The LP file concludes with an `End`

statement to indicate the end of the model.

```
End
```

## Examples of LP Models#

Below are three examples of LP files representing different types of optimization problems: an LP, MIP, and MIQCQP.

### Example 1: Linear Programming (LP) Problem#

```
\ Linear Programming Example
Minimize
obj: 3 x1 + 5 x2
Subject To
c1: 2 x1 + 3 x2 >= 12
c2: -x1 + x2 <= 3
Bounds
x1 >= 0
x2 >= 0
End
```

**Explanation**:

**Objective**: Minimize the cost function \(3 x_1 + 5 x_2\).**Constraints**:\(c1\): \(2 x_1 + 3 x_2 \geq 12\).

\(c2\): \(-x_1 + x_2 \leq 3\).

**Bounds**: \(x_1\) and \(x_2\) are non-negative.

### Example 2: Mixed-Integer Programming (MIP) Problem#

```
\ Mixed-Integer Programming Example
Maximize
obj: 10 x1 + 6 x2 + 4 x3
Subject To
c1: x1 + x2 + x3 <= 100
c2: 10 x1 + 4 x2 + 5 x3 <= 600
c3: 2 x1 + 2 x2 + 6 x3 <= 300
Bounds
x1 >= 0
x2 >= 0
x3 >= 0
General
x1 x2 x3
End
```

**Explanation**:

**Objective**: Maximize profit \(10 x_1 + 6 x_2 + 4 x_3\).**Constraints**:\(c1\): Total units \(x_1 + x_2 + x_3 \leq 100\).

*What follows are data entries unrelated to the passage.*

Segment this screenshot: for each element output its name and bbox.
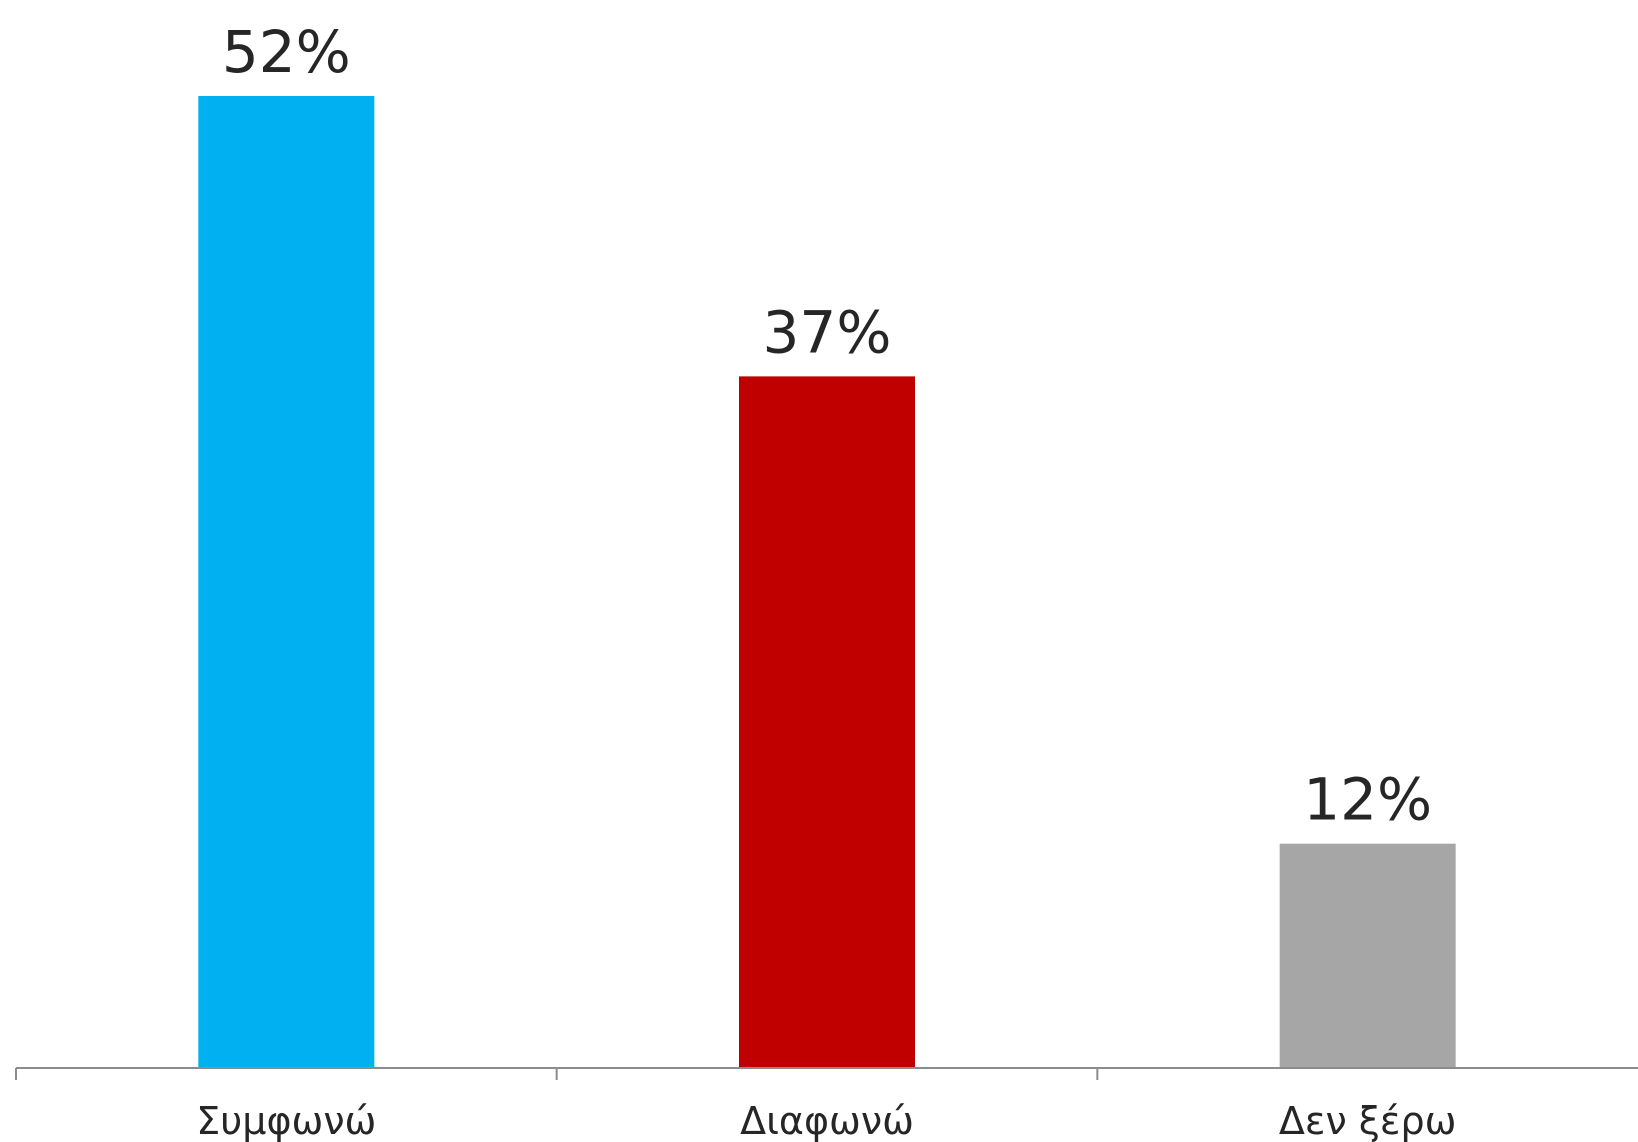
data-label-3: 12% [1303, 766, 1432, 834]
category-label-2: Διαφωνώ [740, 1099, 914, 1142]
bar-1 [198, 96, 375, 1068]
category-label-1: Συμφωνώ [196, 1099, 376, 1142]
bar-2 [739, 376, 915, 1068]
category-label-3: Δεν ξέρω [1279, 1099, 1457, 1142]
data-label-1: 52% [222, 18, 351, 86]
data-label-2: 37% [763, 298, 892, 366]
bar-3 [1279, 843, 1456, 1068]
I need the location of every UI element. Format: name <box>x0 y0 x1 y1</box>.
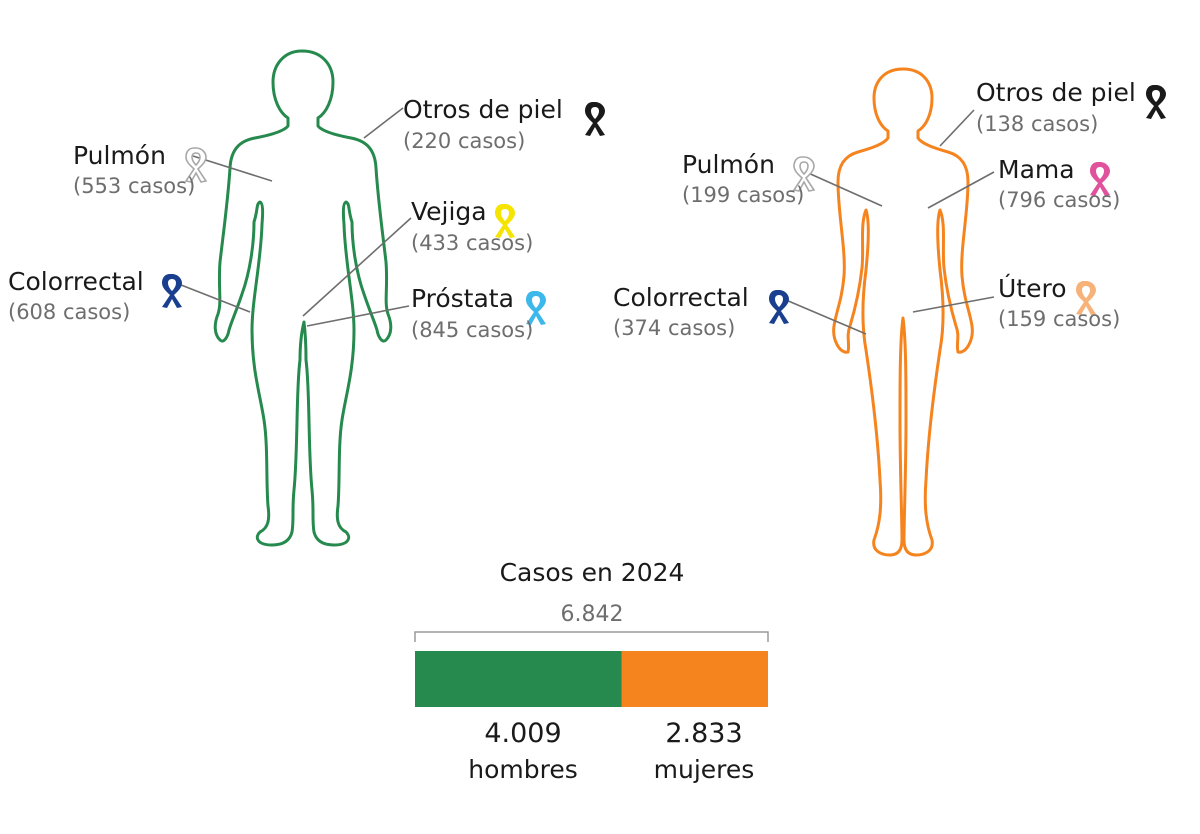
label-name: Útero <box>998 273 1067 303</box>
label-men-prostata: Próstata (845 casos) <box>411 284 546 342</box>
bar-segment-mujeres <box>621 651 768 707</box>
label-cases: (796 casos) <box>998 188 1120 212</box>
label-name: Próstata <box>411 284 514 313</box>
ribbon-shape <box>585 102 605 136</box>
label-name: Colorrectal <box>8 267 144 296</box>
male-labels: Otros de piel (220 casos) Pulmón (553 ca… <box>8 95 605 342</box>
ribbon-icon <box>1076 281 1096 315</box>
label-men-vejiga: Vejiga (433 casos) <box>411 197 533 255</box>
label-name: Colorrectal <box>613 283 749 312</box>
leader-women-utero <box>912 296 995 313</box>
ribbon-icon <box>769 290 789 324</box>
label-cases: (608 casos) <box>8 300 130 324</box>
ribbon-shape <box>769 290 789 324</box>
male-body <box>213 49 393 547</box>
summary-chart: Casos en 2024 6.842 4.009 hombres 2.833 … <box>414 558 769 784</box>
label-men-colorrectal: Colorrectal (608 casos) <box>8 267 182 324</box>
label-women-pulmon: Pulmón (199 casos) <box>682 150 816 207</box>
ribbon-icon <box>585 102 605 136</box>
chart-title: Casos en 2024 <box>500 558 685 587</box>
male-leader-lines <box>175 107 412 327</box>
label-cases: (199 casos) <box>682 183 804 207</box>
label-cases: (433 casos) <box>411 231 533 255</box>
ribbon-icon <box>526 291 546 325</box>
male-body-outline <box>213 49 393 547</box>
leader-men-otros <box>363 107 404 139</box>
women-label: mujeres <box>654 755 755 784</box>
leader-men-prostata <box>306 305 410 327</box>
label-women-mama: Mama (796 casos) <box>998 155 1120 212</box>
label-name: Vejiga <box>411 197 487 226</box>
label-name: Pulmón <box>682 150 775 179</box>
bar-segments <box>415 651 768 707</box>
label-cases: (220 casos) <box>403 129 525 153</box>
leader-men-colorrectal <box>175 282 251 313</box>
ribbon-icon <box>1146 85 1166 119</box>
ribbon-shape <box>1146 85 1166 119</box>
leader-men-vejiga <box>302 217 412 317</box>
women-value-label: 2.833 <box>665 718 742 749</box>
label-women-utero: Útero (159 casos) <box>998 273 1120 331</box>
label-cases: (845 casos) <box>411 318 533 342</box>
label-cases: (553 casos) <box>73 174 195 198</box>
label-men-pulmon: Pulmón (553 casos) <box>73 141 208 198</box>
label-name: Pulmón <box>73 141 166 170</box>
female-leader-lines <box>785 109 995 335</box>
ribbon-icon <box>1090 162 1110 196</box>
label-name: Otros de piel <box>976 78 1136 107</box>
label-women-otros: Otros de piel (138 casos) <box>976 78 1166 136</box>
ribbon-shape <box>162 274 182 308</box>
leader-women-mama <box>927 171 995 209</box>
ribbon-shape <box>1076 281 1096 315</box>
label-name: Otros de piel <box>403 95 563 124</box>
ribbon-shape <box>1090 162 1110 196</box>
ribbon-icon <box>495 204 515 238</box>
total-label: 6.842 <box>561 602 624 627</box>
bar-segment-hombres <box>415 651 622 707</box>
ribbon-icon <box>184 147 208 183</box>
label-cases: (374 casos) <box>613 316 735 340</box>
label-cases: (159 casos) <box>998 307 1120 331</box>
ribbon-icon <box>792 156 816 192</box>
leader-men-pulmon <box>192 155 273 182</box>
men-value-label: 4.009 <box>484 718 561 749</box>
leader-women-colorrectal <box>785 299 867 335</box>
label-women-colorrectal: Colorrectal (374 casos) <box>613 283 789 340</box>
label-cases: (138 casos) <box>976 112 1098 136</box>
ribbon-shape <box>792 156 816 192</box>
ribbon-icon <box>162 274 182 308</box>
ribbon-shape <box>526 291 546 325</box>
female-labels: Otros de piel (138 casos) Pulmón (199 ca… <box>613 78 1166 340</box>
leader-women-otros <box>939 109 975 147</box>
ribbon-shape <box>495 204 515 238</box>
ribbon-shape <box>184 147 208 183</box>
label-name: Mama <box>998 155 1075 184</box>
total-bracket <box>414 631 769 642</box>
leader-women-pulmon <box>805 171 883 207</box>
female-body-outline <box>832 67 974 557</box>
female-body <box>832 67 974 557</box>
men-label: hombres <box>468 755 578 784</box>
label-men-otros: Otros de piel (220 casos) <box>403 95 605 153</box>
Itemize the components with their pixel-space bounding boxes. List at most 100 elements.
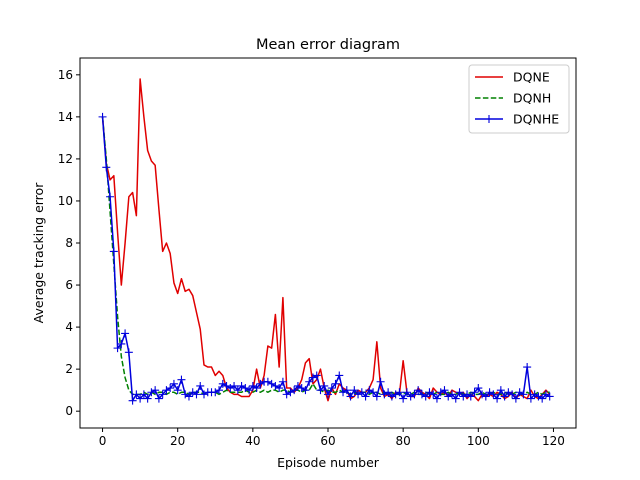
data-point-dqnhe bbox=[357, 388, 366, 397]
data-point-dqnhe bbox=[218, 379, 227, 388]
series-dqnhe bbox=[98, 112, 554, 405]
data-point-dqnhe bbox=[248, 381, 257, 390]
x-tick-label: 20 bbox=[170, 434, 185, 448]
data-point-dqnhe bbox=[380, 390, 389, 399]
data-point-dqnhe bbox=[459, 392, 468, 401]
data-point-dqnhe bbox=[196, 381, 205, 390]
data-point-dqnhe bbox=[451, 394, 460, 403]
data-point-dqnhe bbox=[466, 392, 475, 401]
data-point-dqnhe bbox=[316, 386, 325, 395]
data-point-dqnhe bbox=[339, 388, 348, 397]
data-point-dqnhe bbox=[417, 390, 426, 399]
data-point-dqnhe bbox=[158, 390, 167, 399]
data-point-dqnhe bbox=[538, 394, 547, 403]
data-point-dqnhe bbox=[267, 379, 276, 388]
data-point-dqnhe bbox=[425, 388, 434, 397]
data-point-dqnhe bbox=[485, 388, 494, 397]
legend-box bbox=[468, 64, 570, 134]
data-point-dqnhe bbox=[365, 386, 374, 395]
data-point-dqnhe bbox=[147, 388, 156, 397]
data-point-dqnhe bbox=[282, 390, 291, 399]
data-point-dqnhe bbox=[342, 386, 351, 395]
data-point-dqnhe bbox=[515, 388, 524, 397]
data-point-dqnhe bbox=[376, 377, 385, 386]
data-point-dqnhe bbox=[166, 384, 175, 393]
data-point-dqnhe bbox=[534, 392, 543, 401]
legend-label-dqne: DQNE bbox=[513, 70, 550, 85]
data-point-dqnhe bbox=[421, 392, 430, 401]
x-axis-ticks: 0 20 40 60 80 100 120 bbox=[99, 428, 565, 448]
data-point-dqnhe bbox=[448, 390, 456, 399]
data-point-dqnhe bbox=[200, 390, 208, 399]
data-point-dqnhe bbox=[252, 384, 261, 393]
data-point-dqnhe bbox=[132, 390, 141, 399]
legend-marker-dqnhe bbox=[485, 115, 493, 123]
data-point-dqnhe bbox=[278, 377, 287, 386]
data-point-dqnhe bbox=[440, 386, 449, 395]
data-point-dqnhe bbox=[113, 344, 122, 353]
data-point-dqnhe bbox=[384, 388, 393, 397]
data-point-dqnhe bbox=[530, 390, 539, 399]
data-point-dqnhe bbox=[109, 247, 118, 256]
plot-series bbox=[98, 78, 554, 405]
data-point-dqnhe bbox=[301, 386, 310, 395]
y-tick-label: 10 bbox=[58, 194, 73, 208]
data-point-dqnhe bbox=[395, 388, 404, 397]
data-point-dqnhe bbox=[211, 388, 220, 397]
legend-item-dqnh: DQNH bbox=[475, 91, 551, 106]
data-point-dqnhe bbox=[237, 381, 246, 390]
data-point-dqnhe bbox=[226, 384, 235, 393]
x-tick-label: 0 bbox=[99, 434, 107, 448]
data-point-dqnhe bbox=[511, 394, 520, 403]
data-point-dqnhe bbox=[414, 386, 423, 395]
data-point-dqnhe bbox=[162, 386, 171, 395]
data-point-dqnhe bbox=[139, 390, 148, 399]
data-point-dqnhe bbox=[286, 388, 295, 397]
data-point-dqnhe bbox=[372, 392, 381, 401]
data-point-dqnhe bbox=[305, 377, 314, 386]
y-tick-label: 4 bbox=[65, 320, 73, 334]
x-axis-label: Episode number bbox=[277, 455, 380, 470]
data-point-dqnhe bbox=[320, 381, 329, 390]
legend-label-dqnh: DQNH bbox=[513, 91, 551, 106]
data-point-dqnhe bbox=[128, 396, 137, 405]
y-tick-label: 14 bbox=[58, 110, 73, 124]
data-point-dqnhe bbox=[350, 386, 359, 395]
data-point-dqnhe bbox=[545, 392, 554, 401]
data-point-dqnhe bbox=[335, 371, 344, 380]
data-point-dqnhe bbox=[519, 390, 528, 399]
data-point-dqnhe bbox=[230, 381, 239, 390]
data-point-dqnhe bbox=[436, 388, 445, 397]
data-point-dqnhe bbox=[478, 390, 487, 399]
y-axis-label: Average tracking error bbox=[31, 182, 46, 324]
data-point-dqnhe bbox=[177, 375, 186, 384]
data-point-dqnhe bbox=[432, 394, 441, 403]
axes-frame bbox=[79, 57, 577, 429]
data-point-dqnhe bbox=[496, 386, 505, 395]
data-point-dqnhe bbox=[463, 390, 472, 399]
data-point-dqnhe bbox=[222, 381, 231, 390]
data-point-dqnhe bbox=[192, 390, 201, 399]
data-point-dqnhe bbox=[241, 384, 250, 393]
legend: DQNE DQNH DQNHE bbox=[468, 64, 570, 134]
data-point-dqnhe bbox=[474, 384, 483, 393]
data-point-dqnhe bbox=[391, 390, 400, 399]
data-point-dqnhe bbox=[541, 390, 550, 399]
x-tick-label: 100 bbox=[467, 434, 490, 448]
data-point-dqnhe bbox=[215, 386, 224, 395]
data-point-dqnhe bbox=[169, 379, 178, 388]
data-point-dqnhe bbox=[402, 388, 411, 397]
x-tick-label: 120 bbox=[542, 434, 565, 448]
y-axis-ticks: 0 2 4 6 8 10 12 14 16 bbox=[58, 68, 80, 418]
data-point-dqnhe bbox=[361, 392, 370, 401]
y-tick-label: 8 bbox=[65, 236, 73, 250]
data-point-dqnhe bbox=[117, 339, 126, 348]
data-point-dqnhe bbox=[500, 392, 509, 401]
data-point-dqnhe bbox=[523, 363, 532, 372]
legend-label-dqnhe: DQNHE bbox=[513, 112, 559, 127]
data-point-dqnhe bbox=[290, 386, 299, 395]
data-point-dqnhe bbox=[387, 392, 396, 401]
data-point-dqnhe bbox=[154, 394, 163, 403]
data-point-dqnhe bbox=[256, 379, 265, 388]
data-point-dqnhe bbox=[470, 388, 479, 397]
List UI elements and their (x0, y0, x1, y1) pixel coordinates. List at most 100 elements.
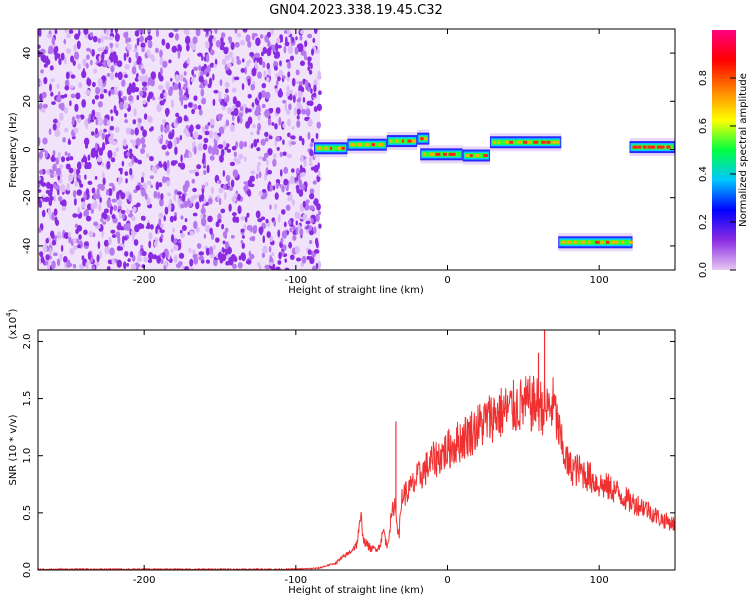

\(c2\): Resource constraint \(10 x_1 + 4 x_2 + 5 x_3 \leq 600\).

\(c3\): Resource constraint \(2 x_1 + 2 x_2 + 6 x_3 \leq 300\).

**Bounds**: All variables are non-negative.**Variable Types**: \(x_1\), \(x_2\), \(x_3\) are general integers.

### Example 3: Mixed-Integer Quadratically Constrained Quadratic Programming (MIQCQP) Problem#

```
\ MIQCQP Example
Minimize
obj: x^2 + y^2 + z^2
Subject To
c1: x + y + z >= 1
qc1: [ x^2 + y^2 ] <= 1
Bounds
x >= 0
y >= 0
z >= 0
Binary
z
End
```

**Explanation**:

**Objective**: Minimize the sum of squares \(x^2 + y^2 + z^2\).**Constraints**:\(c1\): Sum constraint \(x + y + z \geq 1\).

\(qc1\): Quadratic constraint \(x^2 + y^2 \leq 1\).

**Bounds**: All variables are non-negative.**Variable Types**: \(z\) is a binary variable.

## Additional Notes#

### Naming Conventions#

**Variable Names**: Must be unique and can be up to 255 characters long.**Allowed Characters**: Letters, numbers, and underscores.**Restrictions**:Cannot start with numbers or special characters like

`+`

,`-`

,`*`

,`^`

,`<`

,`>`

,`=`

,`(`

,`)`

,`[`

,`]`

,`,`

or`:`

.Should not contain spaces or any of the above special characters.

Avoid using reserved keywords (e.g.,

`min`

,`max`

,`subject to`

,`bounds`

,`binary`

,`end`

).

### Whitespace Sensitivity#

Whitespace is used to separate tokens. For example,

`x + y + z`

is valid, while`x+y+z`

would be interpreted as a single variable name.

### Order of Sections#

It’s best to follow the conventional order for readability.

### Consistency#

Ensure consistent use of variable and constraint names throughout the file.

### Decimal Points#

Use periods

`.`

for decimal points, not commas`,`

.

### Case Sensitivity#

The LP format is case-insensitive, but it’s good practice to be consistent.

## Conclusion#

The LP format is a versatile and user-friendly way to represent optimization models. By adhering to the conventions and structures outlined above, you can effectively define various optimization problems, from simple linear programs to complex mixed-integer quadratically constrained models, in a format that is both readable and compatible with many optimization solvers.

## Comments#

Lines starting with a backslash

`\`

are treated as comments and are ignored by the parser.